Some people would remain uninsurable. People with illnesses such as AIDS, cancer, and diabetes should have access to insurance coverage even if they are too high risk for the private insurance market. This is where the government can have a role. In some states, the government currently operates a high-risk insurance pool for people who cannot qualify for private insurance, such as those who have bankruptcies or who own homes in hurricane areas. A similar program for those who cannot qualify for private health insurance would solve the uninsured crisis. The pool could be funded by a small tax added to private health insurance policies sold in the state.
Price controls and increased regulation are ideas that would ultimately be unsuccessful at controlling rising healthcare costs. Price controls would lead to shortages as people and companies leave healthcare for more profitable businesses. Increased regulation would add to the cost of treatments and health insurance.

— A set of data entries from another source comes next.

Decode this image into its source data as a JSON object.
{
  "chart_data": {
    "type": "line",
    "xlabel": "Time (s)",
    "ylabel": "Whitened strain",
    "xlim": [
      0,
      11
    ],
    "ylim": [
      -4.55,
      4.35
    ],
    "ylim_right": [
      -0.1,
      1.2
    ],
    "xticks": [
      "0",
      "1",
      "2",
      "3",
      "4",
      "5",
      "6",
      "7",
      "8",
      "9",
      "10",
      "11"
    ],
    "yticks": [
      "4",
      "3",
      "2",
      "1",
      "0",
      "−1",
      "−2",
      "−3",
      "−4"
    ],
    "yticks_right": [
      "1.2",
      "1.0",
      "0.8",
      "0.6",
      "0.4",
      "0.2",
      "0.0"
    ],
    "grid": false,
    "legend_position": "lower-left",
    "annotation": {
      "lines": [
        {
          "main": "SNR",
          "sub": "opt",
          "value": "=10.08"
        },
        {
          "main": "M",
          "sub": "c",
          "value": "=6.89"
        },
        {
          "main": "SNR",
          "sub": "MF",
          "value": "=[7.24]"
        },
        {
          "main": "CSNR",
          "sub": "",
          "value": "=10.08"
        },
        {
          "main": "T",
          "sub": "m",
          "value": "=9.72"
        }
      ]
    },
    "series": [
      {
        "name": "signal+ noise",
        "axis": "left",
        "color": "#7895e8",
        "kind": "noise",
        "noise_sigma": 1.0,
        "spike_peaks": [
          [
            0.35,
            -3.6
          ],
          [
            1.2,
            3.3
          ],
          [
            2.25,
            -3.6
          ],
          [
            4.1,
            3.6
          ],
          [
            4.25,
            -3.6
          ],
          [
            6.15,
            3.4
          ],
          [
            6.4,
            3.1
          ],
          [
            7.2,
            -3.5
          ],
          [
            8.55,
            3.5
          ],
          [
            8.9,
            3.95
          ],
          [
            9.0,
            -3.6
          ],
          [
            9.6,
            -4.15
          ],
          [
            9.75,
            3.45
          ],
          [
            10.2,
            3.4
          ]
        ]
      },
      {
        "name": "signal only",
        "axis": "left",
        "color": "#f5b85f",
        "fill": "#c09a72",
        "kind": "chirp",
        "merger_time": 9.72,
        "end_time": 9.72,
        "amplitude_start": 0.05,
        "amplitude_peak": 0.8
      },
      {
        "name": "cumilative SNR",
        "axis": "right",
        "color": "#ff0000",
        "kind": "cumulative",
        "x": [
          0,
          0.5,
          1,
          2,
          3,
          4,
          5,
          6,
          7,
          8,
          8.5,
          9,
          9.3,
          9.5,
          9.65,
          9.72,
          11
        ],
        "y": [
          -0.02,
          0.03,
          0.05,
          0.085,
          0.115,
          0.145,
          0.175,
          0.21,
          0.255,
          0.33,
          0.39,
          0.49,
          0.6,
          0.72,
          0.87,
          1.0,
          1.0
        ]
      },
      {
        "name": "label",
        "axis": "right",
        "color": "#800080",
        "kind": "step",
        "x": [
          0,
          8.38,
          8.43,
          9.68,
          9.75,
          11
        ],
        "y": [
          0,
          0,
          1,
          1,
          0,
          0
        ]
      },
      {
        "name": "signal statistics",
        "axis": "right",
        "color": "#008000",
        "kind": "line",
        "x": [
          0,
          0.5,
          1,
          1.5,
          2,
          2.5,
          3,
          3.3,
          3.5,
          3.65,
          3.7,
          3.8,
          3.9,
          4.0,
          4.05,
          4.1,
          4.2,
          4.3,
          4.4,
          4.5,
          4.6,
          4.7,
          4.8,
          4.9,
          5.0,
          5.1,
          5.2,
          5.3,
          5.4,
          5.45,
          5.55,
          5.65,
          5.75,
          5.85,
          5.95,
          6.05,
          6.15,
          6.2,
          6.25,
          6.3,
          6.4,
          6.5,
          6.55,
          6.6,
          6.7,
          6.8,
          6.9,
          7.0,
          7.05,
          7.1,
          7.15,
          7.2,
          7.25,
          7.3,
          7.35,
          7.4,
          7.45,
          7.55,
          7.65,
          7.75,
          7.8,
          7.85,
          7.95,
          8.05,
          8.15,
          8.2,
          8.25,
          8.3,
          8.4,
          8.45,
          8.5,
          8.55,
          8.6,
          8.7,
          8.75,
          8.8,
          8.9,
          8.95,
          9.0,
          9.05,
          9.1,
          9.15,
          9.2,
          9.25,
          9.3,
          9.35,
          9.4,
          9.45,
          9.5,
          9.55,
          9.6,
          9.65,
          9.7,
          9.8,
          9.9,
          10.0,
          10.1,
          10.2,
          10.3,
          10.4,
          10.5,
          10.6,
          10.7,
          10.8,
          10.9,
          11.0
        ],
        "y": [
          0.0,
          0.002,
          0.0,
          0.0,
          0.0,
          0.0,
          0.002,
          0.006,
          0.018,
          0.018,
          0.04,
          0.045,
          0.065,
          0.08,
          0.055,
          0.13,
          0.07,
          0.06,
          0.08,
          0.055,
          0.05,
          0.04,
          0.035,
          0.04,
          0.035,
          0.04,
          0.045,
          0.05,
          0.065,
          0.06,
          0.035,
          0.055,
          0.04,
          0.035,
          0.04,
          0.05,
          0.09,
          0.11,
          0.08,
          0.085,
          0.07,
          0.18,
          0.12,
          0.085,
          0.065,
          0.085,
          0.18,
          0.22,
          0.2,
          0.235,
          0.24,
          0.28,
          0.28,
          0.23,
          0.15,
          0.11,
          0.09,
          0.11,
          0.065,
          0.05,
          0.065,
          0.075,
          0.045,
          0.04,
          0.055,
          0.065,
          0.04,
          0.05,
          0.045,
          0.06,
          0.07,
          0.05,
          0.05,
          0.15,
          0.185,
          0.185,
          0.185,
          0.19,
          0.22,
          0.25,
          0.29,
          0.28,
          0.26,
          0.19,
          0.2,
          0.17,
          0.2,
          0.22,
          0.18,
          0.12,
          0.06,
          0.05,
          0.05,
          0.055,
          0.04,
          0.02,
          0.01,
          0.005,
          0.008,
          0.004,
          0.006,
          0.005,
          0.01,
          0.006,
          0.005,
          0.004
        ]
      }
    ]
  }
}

The government has proven its inability to efficiently manage healthcare in several areas. VA hospitals are notoriously inefficient and often poorly run. Medicare recently announced that it will pay out more than it takes in 2011 and be bankrupt by 2019. Bureaucratic red tape prevents people from getting the care that they are entitled to, while fraud runs rampant. A national government health insurance bureaucracy would likely bring the efficiency and customer service of the Post Office and Department of Motor Vehicles to the healthcare industry. As Americans, we should expect better.